The Vice President noted that Ghana has a flexible exchange rate regime and added that the government is ensuring that the cedi maintains its stability for the economic growth of the country.

“We don’t operate in Ghana a fixed exchange rate regime, we have a flexible exchange rate regime which means the exchange rate will go up and down for us in maintaining this flexible exchange rate regime.

“The challenge for the management of economic policy is making sure that you maintain relative stability and you don’t have an accelerated depreciation of the exchange rate that we have seen many years past,” he said.

He stressed that the government, during the peak of the health crisis, executed measures that have effectively cushioned the economy.

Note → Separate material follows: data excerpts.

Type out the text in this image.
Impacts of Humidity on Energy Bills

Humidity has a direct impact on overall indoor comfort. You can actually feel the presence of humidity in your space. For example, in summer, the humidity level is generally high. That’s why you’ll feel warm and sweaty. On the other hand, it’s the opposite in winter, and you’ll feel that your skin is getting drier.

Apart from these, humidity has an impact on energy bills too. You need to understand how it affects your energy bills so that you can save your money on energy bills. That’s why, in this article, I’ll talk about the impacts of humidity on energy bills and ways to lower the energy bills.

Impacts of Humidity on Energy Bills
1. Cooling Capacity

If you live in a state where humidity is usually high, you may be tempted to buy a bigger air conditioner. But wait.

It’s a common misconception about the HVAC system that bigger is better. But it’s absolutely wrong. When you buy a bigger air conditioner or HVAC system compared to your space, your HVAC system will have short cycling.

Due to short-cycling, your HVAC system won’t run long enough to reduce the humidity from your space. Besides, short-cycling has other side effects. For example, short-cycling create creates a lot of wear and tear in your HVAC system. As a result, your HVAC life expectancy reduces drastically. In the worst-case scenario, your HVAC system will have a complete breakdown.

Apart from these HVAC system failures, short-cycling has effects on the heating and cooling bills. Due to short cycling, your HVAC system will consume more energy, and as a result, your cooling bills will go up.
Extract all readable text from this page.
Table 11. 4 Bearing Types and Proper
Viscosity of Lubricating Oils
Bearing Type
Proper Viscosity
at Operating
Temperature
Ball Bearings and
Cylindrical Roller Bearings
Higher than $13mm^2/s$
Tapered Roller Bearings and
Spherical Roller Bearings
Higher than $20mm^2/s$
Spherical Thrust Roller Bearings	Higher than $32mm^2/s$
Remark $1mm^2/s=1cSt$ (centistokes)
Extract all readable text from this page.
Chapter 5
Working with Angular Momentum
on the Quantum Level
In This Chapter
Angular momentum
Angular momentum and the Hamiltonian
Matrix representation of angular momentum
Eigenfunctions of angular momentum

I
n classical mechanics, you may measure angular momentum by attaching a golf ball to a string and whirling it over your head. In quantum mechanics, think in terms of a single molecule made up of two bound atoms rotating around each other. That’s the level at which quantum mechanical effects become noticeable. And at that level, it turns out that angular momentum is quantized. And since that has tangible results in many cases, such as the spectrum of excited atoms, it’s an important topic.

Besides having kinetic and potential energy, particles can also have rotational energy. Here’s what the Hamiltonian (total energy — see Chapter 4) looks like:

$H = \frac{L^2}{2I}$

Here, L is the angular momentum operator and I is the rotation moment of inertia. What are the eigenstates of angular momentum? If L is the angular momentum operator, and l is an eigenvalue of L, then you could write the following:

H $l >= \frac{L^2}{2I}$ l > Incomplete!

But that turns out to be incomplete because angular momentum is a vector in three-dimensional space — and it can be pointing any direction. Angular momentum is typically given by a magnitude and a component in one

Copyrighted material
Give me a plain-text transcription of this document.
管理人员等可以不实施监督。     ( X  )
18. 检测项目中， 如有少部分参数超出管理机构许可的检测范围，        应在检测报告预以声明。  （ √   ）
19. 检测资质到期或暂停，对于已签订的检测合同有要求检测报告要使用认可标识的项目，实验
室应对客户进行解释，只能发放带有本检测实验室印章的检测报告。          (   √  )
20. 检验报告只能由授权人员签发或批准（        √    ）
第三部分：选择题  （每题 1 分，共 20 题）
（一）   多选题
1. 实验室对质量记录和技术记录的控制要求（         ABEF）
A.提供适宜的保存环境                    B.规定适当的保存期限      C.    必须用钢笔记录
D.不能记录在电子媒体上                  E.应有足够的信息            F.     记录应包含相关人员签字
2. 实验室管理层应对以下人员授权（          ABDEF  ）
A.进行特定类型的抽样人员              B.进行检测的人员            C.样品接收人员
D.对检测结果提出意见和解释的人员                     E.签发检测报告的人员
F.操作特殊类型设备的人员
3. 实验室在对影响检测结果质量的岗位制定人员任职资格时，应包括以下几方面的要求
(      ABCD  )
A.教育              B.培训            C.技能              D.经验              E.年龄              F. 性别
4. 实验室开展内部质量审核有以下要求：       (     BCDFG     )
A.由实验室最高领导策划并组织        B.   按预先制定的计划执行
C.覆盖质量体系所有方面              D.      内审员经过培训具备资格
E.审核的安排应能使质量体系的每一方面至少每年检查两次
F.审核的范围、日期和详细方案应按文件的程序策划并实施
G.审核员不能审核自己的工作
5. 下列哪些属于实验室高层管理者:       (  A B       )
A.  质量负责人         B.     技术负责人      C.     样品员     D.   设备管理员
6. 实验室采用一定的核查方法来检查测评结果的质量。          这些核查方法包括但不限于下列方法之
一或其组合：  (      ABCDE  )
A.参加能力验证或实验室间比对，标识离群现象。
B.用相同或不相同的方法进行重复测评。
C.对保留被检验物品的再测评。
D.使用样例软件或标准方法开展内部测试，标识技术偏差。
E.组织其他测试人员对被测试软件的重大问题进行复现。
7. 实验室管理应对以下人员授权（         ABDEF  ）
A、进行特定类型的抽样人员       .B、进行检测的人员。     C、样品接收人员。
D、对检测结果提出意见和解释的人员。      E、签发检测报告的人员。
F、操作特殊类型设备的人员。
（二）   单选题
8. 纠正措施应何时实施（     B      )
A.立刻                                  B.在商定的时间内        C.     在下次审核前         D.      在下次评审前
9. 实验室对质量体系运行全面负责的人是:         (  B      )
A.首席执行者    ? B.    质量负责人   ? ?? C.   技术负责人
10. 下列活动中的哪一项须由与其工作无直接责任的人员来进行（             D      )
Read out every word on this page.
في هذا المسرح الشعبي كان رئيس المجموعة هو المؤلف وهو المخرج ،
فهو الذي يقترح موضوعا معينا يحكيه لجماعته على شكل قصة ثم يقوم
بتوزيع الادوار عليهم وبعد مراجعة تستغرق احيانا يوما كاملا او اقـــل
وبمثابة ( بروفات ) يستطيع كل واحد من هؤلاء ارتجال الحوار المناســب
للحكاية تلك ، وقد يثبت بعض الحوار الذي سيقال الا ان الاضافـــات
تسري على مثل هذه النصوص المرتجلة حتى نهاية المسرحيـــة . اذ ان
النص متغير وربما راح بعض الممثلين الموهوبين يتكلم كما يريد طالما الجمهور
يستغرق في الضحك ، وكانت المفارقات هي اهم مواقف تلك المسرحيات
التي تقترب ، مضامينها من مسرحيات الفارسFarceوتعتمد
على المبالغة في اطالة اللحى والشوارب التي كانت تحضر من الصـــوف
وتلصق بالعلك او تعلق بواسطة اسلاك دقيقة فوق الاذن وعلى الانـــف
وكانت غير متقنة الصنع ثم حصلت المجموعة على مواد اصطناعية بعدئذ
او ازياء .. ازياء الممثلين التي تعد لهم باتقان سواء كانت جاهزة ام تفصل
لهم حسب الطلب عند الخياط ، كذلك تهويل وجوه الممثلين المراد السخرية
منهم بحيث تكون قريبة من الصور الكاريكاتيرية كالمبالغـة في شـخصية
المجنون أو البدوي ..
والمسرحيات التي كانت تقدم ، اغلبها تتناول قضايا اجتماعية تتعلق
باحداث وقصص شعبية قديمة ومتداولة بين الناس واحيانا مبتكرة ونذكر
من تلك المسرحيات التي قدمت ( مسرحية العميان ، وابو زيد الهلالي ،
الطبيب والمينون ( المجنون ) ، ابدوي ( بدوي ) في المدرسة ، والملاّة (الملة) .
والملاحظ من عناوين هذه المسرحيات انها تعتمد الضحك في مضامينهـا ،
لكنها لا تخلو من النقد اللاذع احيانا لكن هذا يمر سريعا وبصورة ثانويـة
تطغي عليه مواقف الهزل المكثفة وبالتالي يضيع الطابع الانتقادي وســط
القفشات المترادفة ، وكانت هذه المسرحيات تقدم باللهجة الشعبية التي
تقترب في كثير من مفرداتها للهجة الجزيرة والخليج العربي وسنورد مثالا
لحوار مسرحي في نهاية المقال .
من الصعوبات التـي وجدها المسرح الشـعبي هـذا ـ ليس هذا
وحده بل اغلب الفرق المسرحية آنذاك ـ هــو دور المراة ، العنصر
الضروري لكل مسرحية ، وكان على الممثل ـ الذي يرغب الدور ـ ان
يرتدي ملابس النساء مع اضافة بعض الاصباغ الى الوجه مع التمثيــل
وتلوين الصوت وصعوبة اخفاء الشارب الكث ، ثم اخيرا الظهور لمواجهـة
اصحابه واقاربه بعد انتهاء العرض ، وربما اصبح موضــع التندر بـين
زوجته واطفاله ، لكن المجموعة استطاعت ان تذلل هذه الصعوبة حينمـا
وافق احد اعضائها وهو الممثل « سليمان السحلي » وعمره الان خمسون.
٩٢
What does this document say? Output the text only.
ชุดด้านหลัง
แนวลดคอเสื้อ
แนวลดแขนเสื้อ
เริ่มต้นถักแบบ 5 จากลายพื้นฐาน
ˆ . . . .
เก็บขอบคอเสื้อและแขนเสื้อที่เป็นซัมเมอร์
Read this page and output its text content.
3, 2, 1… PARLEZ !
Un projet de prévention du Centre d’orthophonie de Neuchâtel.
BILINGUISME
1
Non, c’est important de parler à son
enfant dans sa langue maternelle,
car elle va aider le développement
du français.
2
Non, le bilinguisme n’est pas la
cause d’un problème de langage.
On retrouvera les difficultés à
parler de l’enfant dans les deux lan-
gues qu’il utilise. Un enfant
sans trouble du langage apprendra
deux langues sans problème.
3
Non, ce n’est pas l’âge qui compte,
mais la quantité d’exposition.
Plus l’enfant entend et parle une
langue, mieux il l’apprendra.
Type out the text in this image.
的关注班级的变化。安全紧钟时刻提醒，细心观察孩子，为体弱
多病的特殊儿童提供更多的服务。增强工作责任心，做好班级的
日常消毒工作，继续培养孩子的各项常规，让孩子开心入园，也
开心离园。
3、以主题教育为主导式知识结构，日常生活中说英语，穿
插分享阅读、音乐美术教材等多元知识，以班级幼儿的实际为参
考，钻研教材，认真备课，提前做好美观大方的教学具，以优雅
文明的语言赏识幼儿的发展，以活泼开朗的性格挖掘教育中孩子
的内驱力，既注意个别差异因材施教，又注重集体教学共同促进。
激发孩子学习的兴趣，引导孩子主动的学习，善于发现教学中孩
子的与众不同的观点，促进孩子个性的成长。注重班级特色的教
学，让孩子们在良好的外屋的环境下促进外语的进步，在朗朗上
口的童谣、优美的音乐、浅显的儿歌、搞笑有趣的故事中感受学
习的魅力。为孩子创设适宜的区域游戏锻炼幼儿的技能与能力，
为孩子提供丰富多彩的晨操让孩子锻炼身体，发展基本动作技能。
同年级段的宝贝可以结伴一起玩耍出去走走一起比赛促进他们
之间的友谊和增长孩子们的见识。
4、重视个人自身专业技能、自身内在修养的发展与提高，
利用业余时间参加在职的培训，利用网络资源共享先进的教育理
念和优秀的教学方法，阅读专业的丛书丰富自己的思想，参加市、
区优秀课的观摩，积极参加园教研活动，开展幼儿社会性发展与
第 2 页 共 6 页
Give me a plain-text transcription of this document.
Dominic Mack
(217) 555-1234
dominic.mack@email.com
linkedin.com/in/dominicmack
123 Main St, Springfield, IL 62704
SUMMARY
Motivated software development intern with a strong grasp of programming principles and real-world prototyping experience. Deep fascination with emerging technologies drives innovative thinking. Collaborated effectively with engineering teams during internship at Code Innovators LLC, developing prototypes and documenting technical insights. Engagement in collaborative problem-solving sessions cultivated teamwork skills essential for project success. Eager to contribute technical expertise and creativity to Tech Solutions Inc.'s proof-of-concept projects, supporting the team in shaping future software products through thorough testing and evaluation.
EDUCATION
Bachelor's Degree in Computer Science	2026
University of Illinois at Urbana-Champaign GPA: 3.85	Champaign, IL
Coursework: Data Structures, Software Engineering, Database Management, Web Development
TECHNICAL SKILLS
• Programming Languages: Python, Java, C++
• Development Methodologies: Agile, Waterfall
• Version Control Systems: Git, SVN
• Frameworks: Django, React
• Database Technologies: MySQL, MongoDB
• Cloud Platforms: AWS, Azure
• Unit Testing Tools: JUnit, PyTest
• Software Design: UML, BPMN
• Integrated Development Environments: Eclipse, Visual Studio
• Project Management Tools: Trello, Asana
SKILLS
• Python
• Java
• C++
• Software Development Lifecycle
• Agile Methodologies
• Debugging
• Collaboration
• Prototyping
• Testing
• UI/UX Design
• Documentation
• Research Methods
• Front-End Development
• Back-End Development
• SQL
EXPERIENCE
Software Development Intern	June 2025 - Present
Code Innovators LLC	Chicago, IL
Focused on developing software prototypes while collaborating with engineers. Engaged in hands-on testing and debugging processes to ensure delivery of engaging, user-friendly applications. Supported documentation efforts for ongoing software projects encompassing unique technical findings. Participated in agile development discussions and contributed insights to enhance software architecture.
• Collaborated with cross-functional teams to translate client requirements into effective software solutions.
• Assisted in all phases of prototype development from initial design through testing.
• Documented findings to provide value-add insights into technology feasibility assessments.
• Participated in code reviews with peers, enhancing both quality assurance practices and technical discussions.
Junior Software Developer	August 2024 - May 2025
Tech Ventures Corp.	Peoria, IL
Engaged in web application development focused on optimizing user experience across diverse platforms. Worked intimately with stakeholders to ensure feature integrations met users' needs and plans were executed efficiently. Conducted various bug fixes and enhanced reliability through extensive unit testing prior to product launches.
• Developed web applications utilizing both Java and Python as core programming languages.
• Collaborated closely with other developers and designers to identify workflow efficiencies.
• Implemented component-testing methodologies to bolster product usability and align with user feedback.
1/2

“We have also focused on stabilising the cedi. The value of the cedi is very important and its stability is also very key for economic development and the welfare of businesses and individuals.

“We are very high import-dependent economy, [so] when the cedi depreciates at a certain level, we feel it in the prices of goods and services; petroleum prices and so on. And so we have a very important mandate to try and maintain the stability of the cedi over time,” he added.